6. Fra gli altri incarichi (supervisione degli assistenti assunti
per la sbozzatura, negoziazioni per l’acquisto dei marmi e tutte
le altre pratiche finanziarie connesse all’amministrazione)
Antonio D’Este aveva quello di scegliere direttamente nelle
cave di Carrara i marmi destinati allo scalpello di Canova,
tanto che, durante i ripetuti soggiorni “elevò la pianta
topografica di quelle miniere: descrisse l’uso del marmo lunense
fatto dagli antichi popoli d’Italia; rilevò i classici monumenti in
quel marmo lavorati, e sviluppò tutto ciò che le di lui artistiche
cognizioni poteano suggerire, dirigendo le sue memorie al
Canova, ad Ennio Quirino Visconti, e ad altri distinti soggetti”

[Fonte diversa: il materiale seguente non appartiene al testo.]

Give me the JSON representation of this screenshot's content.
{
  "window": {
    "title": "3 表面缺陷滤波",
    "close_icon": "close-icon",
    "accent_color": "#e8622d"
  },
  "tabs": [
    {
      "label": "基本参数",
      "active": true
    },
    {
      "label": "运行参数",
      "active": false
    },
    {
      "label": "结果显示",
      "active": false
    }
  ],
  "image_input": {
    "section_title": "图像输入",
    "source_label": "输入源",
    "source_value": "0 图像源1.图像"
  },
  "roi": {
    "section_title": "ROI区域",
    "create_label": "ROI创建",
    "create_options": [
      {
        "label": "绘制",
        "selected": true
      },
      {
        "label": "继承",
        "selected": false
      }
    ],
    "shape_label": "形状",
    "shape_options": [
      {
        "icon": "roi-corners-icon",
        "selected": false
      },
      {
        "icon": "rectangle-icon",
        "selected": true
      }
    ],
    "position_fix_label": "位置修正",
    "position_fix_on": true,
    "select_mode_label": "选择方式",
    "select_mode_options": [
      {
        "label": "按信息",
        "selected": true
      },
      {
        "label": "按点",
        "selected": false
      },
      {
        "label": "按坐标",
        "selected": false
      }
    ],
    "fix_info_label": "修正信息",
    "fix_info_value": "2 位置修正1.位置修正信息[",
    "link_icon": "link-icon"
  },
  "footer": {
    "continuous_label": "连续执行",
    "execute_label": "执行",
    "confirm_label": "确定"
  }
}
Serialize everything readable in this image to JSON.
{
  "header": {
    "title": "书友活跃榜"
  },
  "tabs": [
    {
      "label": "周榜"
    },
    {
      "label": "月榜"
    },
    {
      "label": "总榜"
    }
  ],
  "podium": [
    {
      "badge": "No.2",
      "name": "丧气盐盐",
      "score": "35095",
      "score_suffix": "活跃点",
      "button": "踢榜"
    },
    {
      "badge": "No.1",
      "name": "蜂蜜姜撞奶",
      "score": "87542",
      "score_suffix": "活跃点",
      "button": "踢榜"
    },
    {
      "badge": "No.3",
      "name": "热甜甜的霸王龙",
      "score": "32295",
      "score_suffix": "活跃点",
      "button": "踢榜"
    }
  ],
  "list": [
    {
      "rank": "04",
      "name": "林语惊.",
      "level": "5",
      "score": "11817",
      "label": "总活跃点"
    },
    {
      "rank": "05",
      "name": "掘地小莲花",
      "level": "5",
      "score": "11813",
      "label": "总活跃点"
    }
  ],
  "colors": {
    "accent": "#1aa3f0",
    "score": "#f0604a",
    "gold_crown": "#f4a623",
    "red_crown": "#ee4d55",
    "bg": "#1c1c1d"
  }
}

(A. D’Este, Memorie di Antonio Canova, a cura di Al. D’Este,
Firenze, Le Monnier, 1864, p. 43).
7. Carlo Finelli (Carrara, 1785-Roma, 1853), figlio dello
scultore Vitale, dopo l’apprendistato col padre, frequentò
l’Accademia di Belle Arti di Firenze, ottenendo un premio nel
1803; quello stesso anno eseguì in terracotta una copia dell’Ebe
di Canova che inviò al padre a Carrara. Nel 1805, ottenuto
l’alunnato romano per la Scultura indetto per concorso
dall’Accademia di Brera, si stabilì a Roma, dove iniziò a
frequentare l’Accademia di San Luca e lo studio di Canova,
dove operava anche il fratello Pietro (1770-1812). Nel 1812 fu
impiegato per le decorazioni del palazzo del Quirinale e, nel
biennio 1814-1815, da Canova per scolpire busti per il
Pantheon (cfr. G. Sica, in Dizionario Biografico degli Italiani,
Roma, Ist. della Enciclopedia Italiana, XLVIII 1997, pp. 30-32;
per ulteriori dati sullo scultore in relazione all’ambiente
artistico ferrarese si veda: L. Scardino-A. P. Torresi, Post
mortem. Disegni, decorazioni e sculture per la Certosa
ottocentesca di Ferrara, Ferrara, 1998).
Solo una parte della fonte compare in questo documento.